Lt. Gov. Susan Bysiewicz joined city leaders in the conference room Tuesday to formally announce the state funding, part of the $17.9 million awarded to 13 municipalities through the state Department of Economic and Community Development Brownfield Remediation Program. The news conference was supposed to be held on the site, but the cold winds forced the gathering inside.
“I’m so delighted that the state of Connecticut chose this parcel for remediation," she said. "New London is one of the more densely populated cities in the state, and to have a large parcel of empty land, to have that not being used by the community is a tragedy.”
“A community recreation center is something that is much needed, and this site is in the midst of what is becoming, and what will be, a very vibrant site for housing, tourism and recreation,” she added.
An extended-stay hotel and 100-unit apartment complex are under development on a different portion of the Fort Trumbull peninsula.
Bysiewicz credited the advocacy of New London Mayor Michael Passero and legislators such as state Rep. Anthony Nolan, D-New London, for the reason the project “rose to the top” on the list of proposals.
Plans for the recreation center are now in the schematic drawing phase, when details such as building layout and program elements are incorporated into usable blueprints. When completed, the blueprints are expected to help firm up cost estimates for the project.
The city intends to build a 62,000-square-foot building with amenities such as fitness rooms, offices and an eight-lane swimming pool expected to attract memberships and event space rentals from around the region. The facility also will be the headquarters of the city’s Recreation Department and New London Youth Affairs and their various programs.
Developers expected a small amount of contamination in the soil at the site but reported at last week’s Community Center Taskforce meeting that test borings have so far revealed no major issues.
Felix Reyes, director of the city’s Office of Community and Economic Development, said if the projected timeline holds, bid packages for contractors will be ready in April in anticipation of shovels in the ground sometime this spring.
“I’m excited to be part of this. It’s something that’s always been talked about,” City Council member Akil Peck said at Tuesday’s gathering.
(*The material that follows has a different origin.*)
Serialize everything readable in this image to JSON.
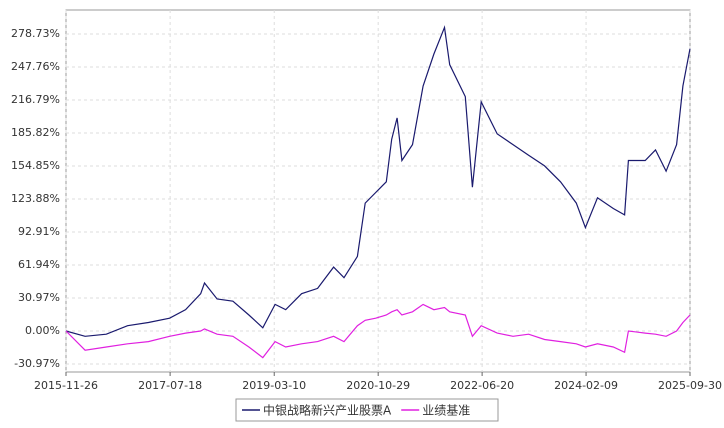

Peter Davis, executive director of the city’s development arm — the Renaissance City Development Association — said the state funding will benefit not only the recreation center but also any future development on the site. Plans show the community recreation center occupying about 5 acres of parcels labeled 3B and 3C.
“It’s a huge shot in the arm," he said. "If not for this funding, it would have cost the city more money for the community center project. It helps RCDA to market what’s left of 3C because we don’t have to pass that cost over to a developer.”
With the foot traffic on the peninsula expected to dramatically increase, Davis said it would make sense to develop some type of restaurant or grab-and-go breakfast joint there.